2) The TOF increases initally with temperature
because the rate of reaction forming $C$ goes up.
The TOF decreases above some temperature
when the coverages of $C$ goes down.
3) The “optimal” temperature where
the TOF is maximized changes
more sensitively with $A$ than with $B$.
Extension to reactor types
A key assumption for the current toy model (aside from using arbitrary $A$, $B$, and $C$ species) is that the partial pressures are assumed to be time-invariant. In reality, surface reactions will consume $A$ and $B$ from and produce $C$ to the gas phase, which in-turn affects surface kinetics and the steady-state solutions.

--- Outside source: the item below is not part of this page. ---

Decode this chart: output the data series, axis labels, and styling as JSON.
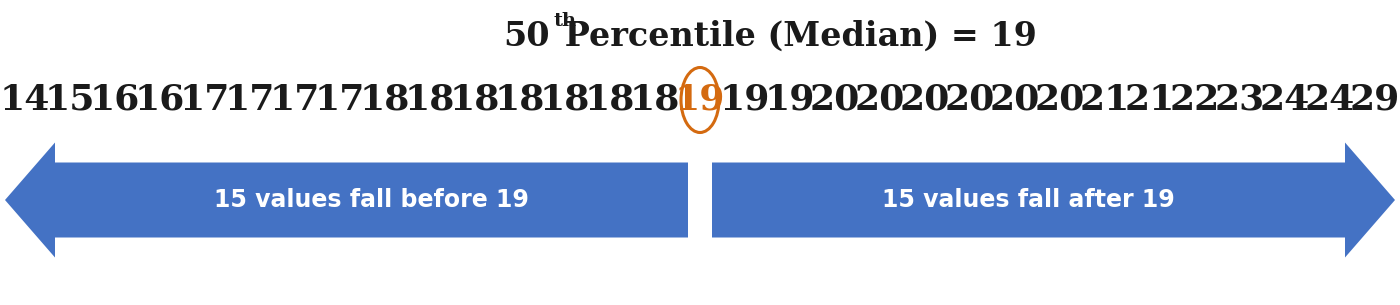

Establishing time-dependent partial pressures intimately connects with establishing the type of reactors. In a batch reactor, the partial pressures and surface coverages vary with time until everything reaches equilibrium. In a plug flow reactor, the pseudo-steady-state coverages and pressure vary across the length of the reactor and also depends on the gas flow rate.
Solving for these reactor types may become a subject of a future post :).